"No circumstance could have made him believe that any neglect came from you," cried Alice, "but we never heard of that frightful Duke being there; and so my uncle thought nothing about your stay, only as he regretted your losing so much of the society of these noble Spaniards." On the first intimation of their being Spaniards, Louis had eagerly enquired whether they came from his father; and Cornelia having answered no; that their errand was the young man's health; he listened with benevolent interest to Alice's questions, of what was become of Don Ferdinand. Cornelia shook her head; and describing how he had left her, had just finished her account of his strange behaviour, when they arrived at the garden wicket. Louis entered the house by a side-door, that he might rid himself of his disordered cloaths before he saw the family; and Cornelia went to communicate his arrival to her mother and uncle.
Being satisfied of the safety of her cousin, Alice felt her anxiety re-awaken for another object. She lingered in the garden behind her sister; she returned to the wicket, and stood gazing through it; then stepping up the sun dial mound, looked from side to side over the boundaries of the garden. Ferdinand was no where to be descried. The treacherous footing among the rocks, the perpendicular cliffs, his abstracted eye, and hurrying step, again presented themselves to her thoughts; and alarmed and agitated, she turned wistfully towards the hill beyond the little gate. "From that spot, I might certainly see him.—But if he were to see me, how strange he would think it! And Cornelia too, that I should absent myself from dear Louis, after such danger!"

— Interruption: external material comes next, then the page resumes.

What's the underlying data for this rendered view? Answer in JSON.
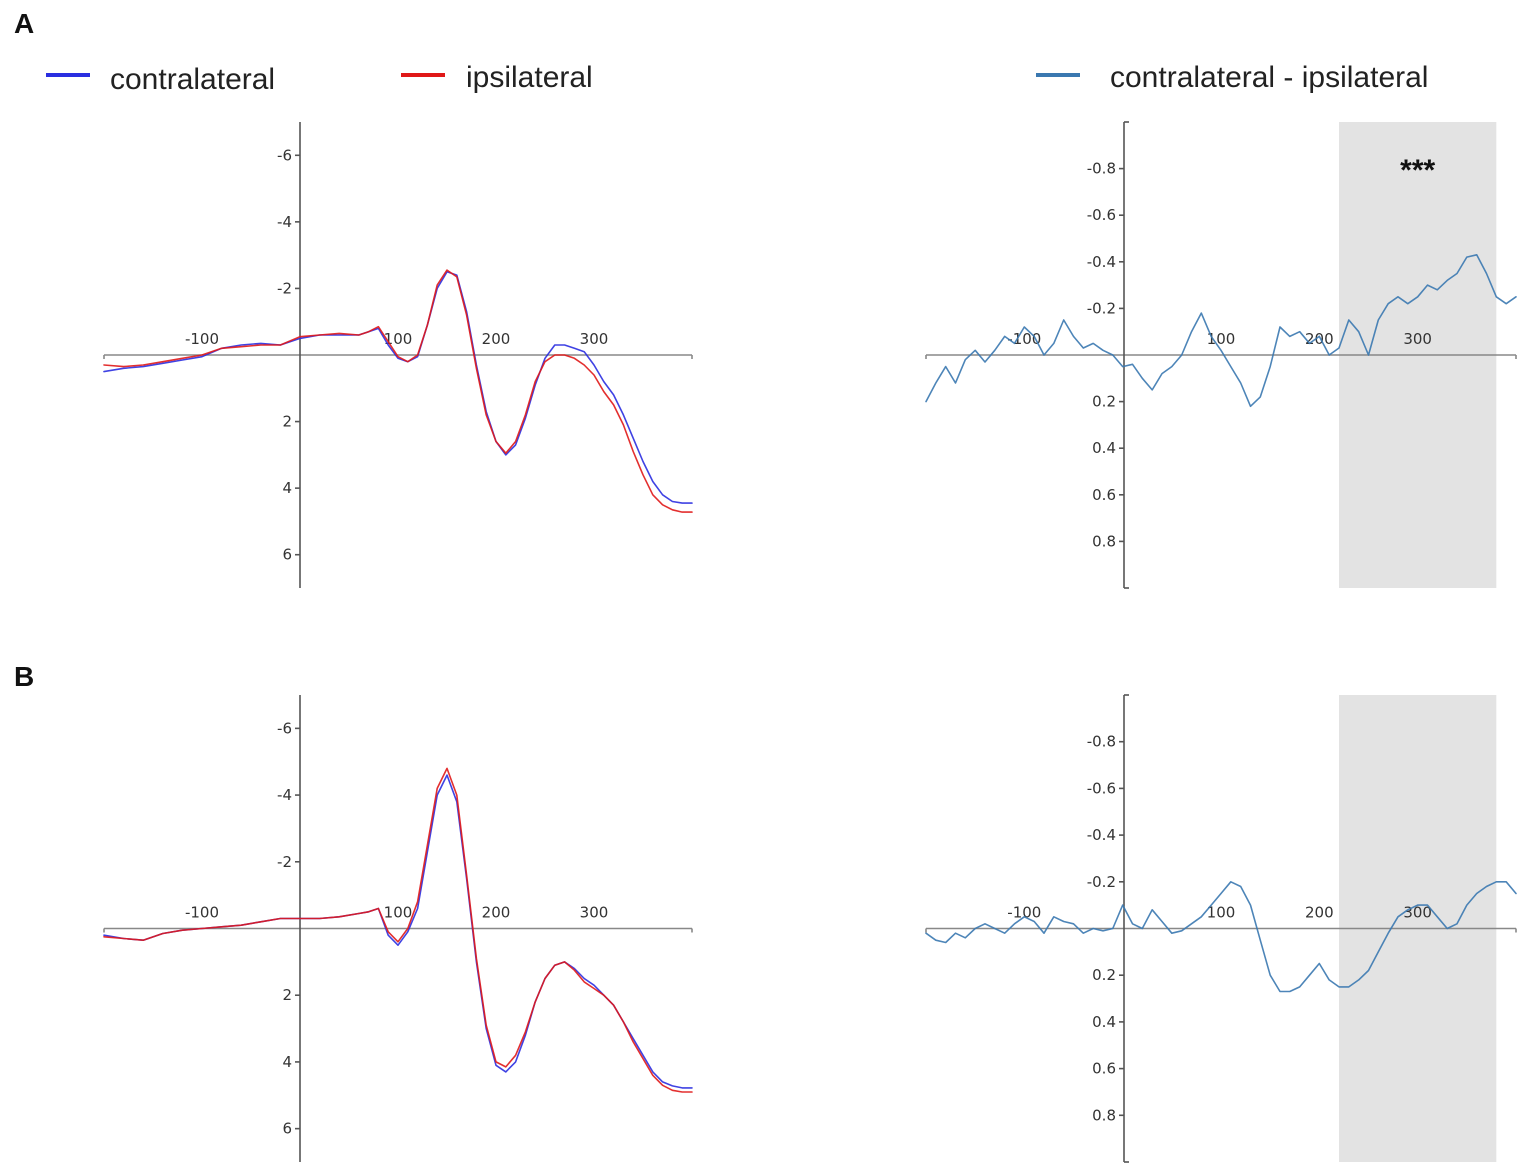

Just as with blush succeeding blush, she made these comments, the object of her anxiety appeared from the opposite side on the top of the hill, leaning on his father's arm. Joy, confusion, a sense of shame she had never felt before, overwhelmed her; and springing from the mound, she ran hastily across the garden. She darted into the house, as if fearful of pursuit; and stopped, panting, before the door of her uncle's library. Supposing it vacant, and glad to recover breath unobserved, she opened the door, and found herself in the presence of her uncle. He was bending before a table, and leaning his head upon his clasped hands. On hearing a step, he looked up. Alice stood confounded.
"My child," cried he, "come hither, and with me thank the giver of all good for the virtuous firmness of your cousin! He has not only preserved that bloom Of truth unimpaired, which, if once lost never is regained; but he has risqued his life this morning, to avoid a man who, I know, he loves, but whose society he relinquishes because he believes him to be as full of vices as of charms. Come Alice, and bow with me before his Almighty guardian!"

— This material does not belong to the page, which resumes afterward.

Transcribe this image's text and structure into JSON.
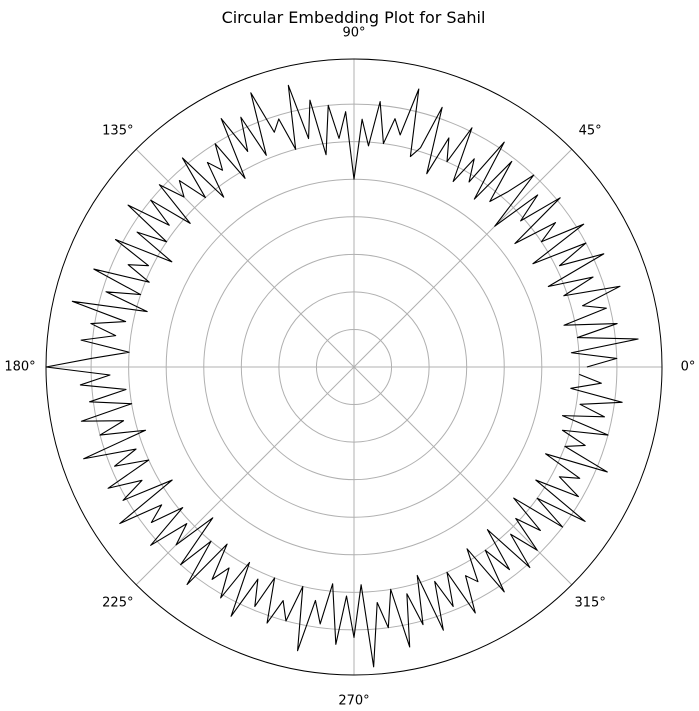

Alice sunk on her knees by the side of her uncle. She bent her face upon his fervent hands, and pressed them with her lips as her heart breathed with devotion the thanksgiving his eloquent piety pronounced.
Cornelia, having been the glad messenger to Mr. Athelstone, and afterwards to her mother, of the safe return of Louis, accompanied Mrs. Coningsby to the general sitting room. It was that in which they had welcomed the travellers the preceding night, and where they found them now. Ferdinand had cast himself into a chair, fatigued and gloomy. His father stood by the window, gazing on him in anxious silence. Mrs. Coningsby had not time to address either, before the Pastor entered. He advanced immediately to Santa Cruz; and his aged eyes not discerning the peculiar sadness of his guest, "My Lord Marquis," cried he, "Louis de Montemar is returned. And I take shame to myself for having doubted the integrity of his word."
"My son has told me sufficient of the manner in which Mr. de Montemar has kept it, to fill me with respect for his principles, and to inspire me with something more than admiration for the determination with which he has asserted them."
Before the Marquis had ceased speaking, a quick step was heard in the passage.
"Here is my dear nephew," cried Mrs. Coningsby, and the next moment he opened the door; but perceiving the strangers, he checked the buoyant gladness with which he was coming forward, and with a graceful bow advanced into the room. Alice glided in after him, and took a seat behind her mother's chair. Mr. Athelstone immediately named to him the Marquis Santa Cruz, and Don Ferdinand d'Osorio. The Marquis scanned for a moment the son of Ripperda, and the comparison he could not but draw was wormwood to the heart of a father. Nature had given Louis a passport to almost every bosom; a countenance and a figure which needed no addition to complete the perfect form of youthful nobleness.
"Mr. de Montemar," said Santa Cruz, addressing him with a sigh he could not smother, "you have this day proved how worthy you are of the name you bear. I shall be proud of your friendship for my son."